Alondra Avilés
Lo vi en el tren de camino a la estación Sagrado Corazón. No sabía si llevaba más tiempo en ese vagón, yo iba distraída con el libro que estaba leyendo y pensando en que ya iba tarde para el trabajo. Lo noté cuando llegamos a la estación de Hato Rey. Sabía que era él porque su pelo, su complexión delgada y sus famosas chancletas no se habían borrado de mi memoria a pesar de que había pasado mucho tiempo desde la primera vez que lo había visto. Nuestras miradas chocaron, pero con una impresión sutil de lo familiar que se sentían nuestros rostros. Era el mismo hombre que había captado mi atención con sus ojos brotados y su andar indeciso en la oficina del médico hace varios meses. Lo único que no eran lo mismo eran sus ojos brillantes, su semblante reluciente, el rosario colgando de su cuello y la guitarra que tenía en su mano.
“Yo no me pude tomar la cosa esa completa porque sabía malísima. ¿Cuántos años tú tienes? Tú estás muy joven pa’ hacerte un proceso como este”, fue lo que me dijo esa vez que coincidimos en el gastroenterólogo. Recuerdo que no pudieron hacerle el procedimiento entero porque no siguió el protocolo correcto. La enfermera que me atendió me dijo: “No es la primera vez que viene aquí. Siempre viene así, como loco”. Lo que recuerdo de ese día fue al sacerdote que estaba junto a él en la sala. Parecía que estaba recibiendo consejo o regaño, quién sabe, pero no estaba solo, al menos.
La última vez que me encontré a ese hombre, cuyo nombre nunca supe, fue unas semanas atrás en la estación Piñero. Esperé mi turno para pagar la tarjeta del tren detrás de él; intuí que era él mismo por su guitarra. Cuando me tocó pagar pensé que no había recogido su cambio. Le llamé y al girarse nuestras miradas volvieron a sentirse familiares. Me preguntó si yo necesitaba cambio. Le dije que no a la vez que sentí el gusto de ver su rostro transformado.
Los encuentros en el tren, para mí, son como epifanías de lo susceptibles que somos los seres humanos a los cambios en este pedazo de esfera. Es s increíble encontrarme con personas que, dentro de mi cotidianidad, no pensaba volver a verlas. Cada encuentro me provoca cierto trencariñamiento por estas personas. Quiero decir, un encariñamiento por la gente que creo conocer en el tren, pero sin saber cómo se llaman. Cada día que me monto en esa máquina que patina tengo la esperanza de encontrarme a alguien que ya haya visto para saber cómo está. Quiero saber si la señora que tuvo que decidir entre ir a una cita médica o ir al trabajo para que no la despidieran sigue bien de salud. También quisiera saber por cuál página va el muchacho hippie que siempre lee y se baja en Sagrado Corazón. Daría todo por volver a escuchar al señor que toca guitarra. ¿Habrá compuesto una canción nueva? Quiero saber si el estudiante de la Poli se graduó con honores o a cuál universidad fueron los highscholoolers que siempre tomaban el tren en la tarde. Además, me gustaría ver el estatus del joven triste que viajaba con los ojos cansados en la noche. ¿Será que ya es feliz o todavía? O la madre que iba con sus dos hijos mirando a través del cristal… ¿Habrá conseguido cuido para sus hijos?
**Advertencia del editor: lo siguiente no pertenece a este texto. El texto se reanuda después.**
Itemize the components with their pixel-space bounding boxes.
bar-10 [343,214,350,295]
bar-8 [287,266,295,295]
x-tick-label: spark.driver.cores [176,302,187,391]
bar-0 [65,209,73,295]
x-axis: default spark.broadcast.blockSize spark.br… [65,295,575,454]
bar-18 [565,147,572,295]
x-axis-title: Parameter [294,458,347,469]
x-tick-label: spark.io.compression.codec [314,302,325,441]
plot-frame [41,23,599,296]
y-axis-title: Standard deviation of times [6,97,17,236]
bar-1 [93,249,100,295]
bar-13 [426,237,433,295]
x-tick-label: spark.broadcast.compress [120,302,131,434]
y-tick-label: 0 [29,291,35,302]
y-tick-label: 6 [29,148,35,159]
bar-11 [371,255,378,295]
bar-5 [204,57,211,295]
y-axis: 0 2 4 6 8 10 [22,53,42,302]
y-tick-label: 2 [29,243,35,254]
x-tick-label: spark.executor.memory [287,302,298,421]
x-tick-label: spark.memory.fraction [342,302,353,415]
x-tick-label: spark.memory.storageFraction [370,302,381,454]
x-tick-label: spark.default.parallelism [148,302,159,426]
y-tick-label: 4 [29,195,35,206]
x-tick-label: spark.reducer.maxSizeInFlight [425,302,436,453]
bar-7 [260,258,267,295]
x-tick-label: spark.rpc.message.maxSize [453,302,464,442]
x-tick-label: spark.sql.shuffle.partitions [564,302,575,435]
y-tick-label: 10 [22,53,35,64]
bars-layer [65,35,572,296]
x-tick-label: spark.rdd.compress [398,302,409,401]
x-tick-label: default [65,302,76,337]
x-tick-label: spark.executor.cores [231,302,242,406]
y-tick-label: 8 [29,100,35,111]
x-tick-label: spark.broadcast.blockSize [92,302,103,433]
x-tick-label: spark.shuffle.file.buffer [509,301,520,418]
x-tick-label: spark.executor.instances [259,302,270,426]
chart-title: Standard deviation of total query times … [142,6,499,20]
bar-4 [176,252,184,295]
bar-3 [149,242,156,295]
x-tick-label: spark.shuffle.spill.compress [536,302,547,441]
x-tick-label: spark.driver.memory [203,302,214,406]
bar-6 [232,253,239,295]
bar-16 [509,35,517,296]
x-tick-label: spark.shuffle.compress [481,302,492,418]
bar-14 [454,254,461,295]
En fin, en el tren puedo ver el afán de cada cual. Si observas minuciosamente podrás saber hacia dónde van o con qué específicamente las personas están comprometidas ese día. Cada alma va a cierto destino, suda por caminar bajo el sol, cumple su misión en la estación que sea o quizás no y entonces vuelve a meterse a un vagón para asimilar su día de camino a casa. Algunos se duermen de camino, otros miran a través de las ventanas, leen libros, escuchan música, se pierden en sus teléfonos o se dedican a observar a la gente que entra o sale y luego se van. No importa qué pase durante el día, el tren siempre será el punto donde las vidas se conectan.